Night-fishing options are greatly expanded for those who have boats and the willingness to deal with the dangers of navigating at night.
Chas Champagne, the owner Matrix Shad lures, grew up on the water in Eden Isles. As a youngster, his parents would not allow him to venture outside of the canal system of Eden Isles in his small boat.
But he fished day and night, and soon became an expert in the area.
“When I was young, the fishing was so good I could go out at night around the lights in the canals and easily catch 15 trout and five bass pretty much anytime I wanted,” Champagne said. “The fishing is still very good in the canal system, especially in the fall when the white shrimp come in.”
But there’s a lot of great options during the dog days of the year.
“During the summer months, the best night fishing is around all the lighted piers on Carr Drive, Old Rat’s Nest Road (now Lakeview Drive), Treasure Isle, Rigolets Estates and Highway 90,” Champagne said. “If there are any trout in the area, you will definitely find them under the lights at night.”
Champagne said one of the major advantages of using a boat to night fish is that you can select the best area to fish based on wind direction, tides and water clarity. He said you can move around in that general area, from pier to pier, until you locate a good bite.
By the end of the night, you will have a nice box of fish, he said.
Champagne mentioned that anglers fishing lighted piers should be courteous to pier owners and simply choose other piers when the owners are fishing. The waters are open to anyone to fish, but the lights and piers are private property, so be respectful.
What to use
When asked about baits, tackle and techniques, Champagne said there is a simple rule.
“For night fishing under lights, you really want to downsize your baits,” he said. “Most of the time the trout will be on top of the water, so you want to use a 1/8- or 1/16-ounce jighead and small soft-plastic baits.
“I simply bite about an inch off the front of a Matrix Shad and thread it on the jighead.”
Champagne also divulged one of his closely guarded secrets.

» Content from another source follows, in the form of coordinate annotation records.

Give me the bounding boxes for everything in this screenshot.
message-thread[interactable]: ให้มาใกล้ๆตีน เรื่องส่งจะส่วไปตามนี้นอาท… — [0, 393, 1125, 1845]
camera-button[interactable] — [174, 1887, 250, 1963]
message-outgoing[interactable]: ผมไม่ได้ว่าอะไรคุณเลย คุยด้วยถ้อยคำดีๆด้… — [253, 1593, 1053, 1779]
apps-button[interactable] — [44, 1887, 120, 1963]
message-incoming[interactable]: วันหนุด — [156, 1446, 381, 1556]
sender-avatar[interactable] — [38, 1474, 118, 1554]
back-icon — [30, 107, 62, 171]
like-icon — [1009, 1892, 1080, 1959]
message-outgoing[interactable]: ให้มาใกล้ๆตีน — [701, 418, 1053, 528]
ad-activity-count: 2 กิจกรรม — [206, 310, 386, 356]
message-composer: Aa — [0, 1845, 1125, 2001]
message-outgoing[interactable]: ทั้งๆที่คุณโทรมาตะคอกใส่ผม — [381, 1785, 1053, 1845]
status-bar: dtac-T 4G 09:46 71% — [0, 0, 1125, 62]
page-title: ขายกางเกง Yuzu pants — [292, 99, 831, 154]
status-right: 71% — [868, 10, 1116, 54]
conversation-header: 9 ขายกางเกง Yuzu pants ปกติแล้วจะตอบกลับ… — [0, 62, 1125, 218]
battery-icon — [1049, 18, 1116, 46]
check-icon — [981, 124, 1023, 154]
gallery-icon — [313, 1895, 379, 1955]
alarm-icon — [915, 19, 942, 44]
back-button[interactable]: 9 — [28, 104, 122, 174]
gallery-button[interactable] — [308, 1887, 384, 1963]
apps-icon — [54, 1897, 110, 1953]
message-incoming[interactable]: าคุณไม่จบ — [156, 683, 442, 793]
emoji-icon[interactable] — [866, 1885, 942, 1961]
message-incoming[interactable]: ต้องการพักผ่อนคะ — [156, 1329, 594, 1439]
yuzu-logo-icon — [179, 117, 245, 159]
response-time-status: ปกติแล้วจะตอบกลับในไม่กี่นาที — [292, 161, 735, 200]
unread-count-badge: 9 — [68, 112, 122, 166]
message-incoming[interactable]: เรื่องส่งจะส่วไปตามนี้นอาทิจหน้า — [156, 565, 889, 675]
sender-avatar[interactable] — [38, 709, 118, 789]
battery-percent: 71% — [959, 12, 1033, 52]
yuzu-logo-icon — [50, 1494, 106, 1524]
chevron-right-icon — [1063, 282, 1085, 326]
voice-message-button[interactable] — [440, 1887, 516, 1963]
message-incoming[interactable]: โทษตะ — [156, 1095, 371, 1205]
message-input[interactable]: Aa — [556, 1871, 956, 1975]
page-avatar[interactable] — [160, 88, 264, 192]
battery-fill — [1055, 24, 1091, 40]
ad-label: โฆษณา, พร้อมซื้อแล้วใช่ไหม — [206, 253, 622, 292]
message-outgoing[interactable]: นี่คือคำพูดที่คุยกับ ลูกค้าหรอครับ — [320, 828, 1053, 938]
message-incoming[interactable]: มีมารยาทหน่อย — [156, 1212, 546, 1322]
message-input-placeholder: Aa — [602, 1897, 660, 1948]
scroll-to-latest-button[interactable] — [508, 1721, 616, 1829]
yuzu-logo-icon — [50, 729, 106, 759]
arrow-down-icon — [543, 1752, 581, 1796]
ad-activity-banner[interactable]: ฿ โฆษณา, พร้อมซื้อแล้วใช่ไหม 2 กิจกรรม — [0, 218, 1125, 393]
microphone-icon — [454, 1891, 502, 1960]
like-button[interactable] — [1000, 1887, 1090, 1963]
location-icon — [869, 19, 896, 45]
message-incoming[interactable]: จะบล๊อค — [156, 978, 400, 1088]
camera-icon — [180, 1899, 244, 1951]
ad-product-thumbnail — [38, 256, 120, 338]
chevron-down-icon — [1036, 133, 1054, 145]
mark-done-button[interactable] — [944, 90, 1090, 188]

“If you see glass minnows under the lights and want a rig that imitates them almost exactly, use a split-tail Bass Assassin or a Zoom Fluke and attach it to a hitch-hiker rig, which is a trailer rig that has a cork screw that you screw into the head of the lure,” he explained. “You then attach it to a small kahle hook. This rig allows the lure to swim freely, and this presentation is deadly — it is real finesse fishing.”
Champagne also said VuDu and DOA shrimp work well under lights when shrimp are in the area.
Champagne recommended light spinning rods and reels with 6- to 10-pound-test line to help toss the light baits farther.
He said the best presentation is normally a steady retrieve with a twitch or a stop-and-go retrieve. He mentioned that he has not found cork fishing to be very productive under lights.
Champagne also recommended changing to a 1/4- or 3/8-ounce jighead to work the bottom if you are not seeing activity on the surface.
According to Champagne, the best conditions for night fishing are calm waters and a falling tide.
“I am not sure why,” he said, “but night fishing under lights is always better when it is calm.”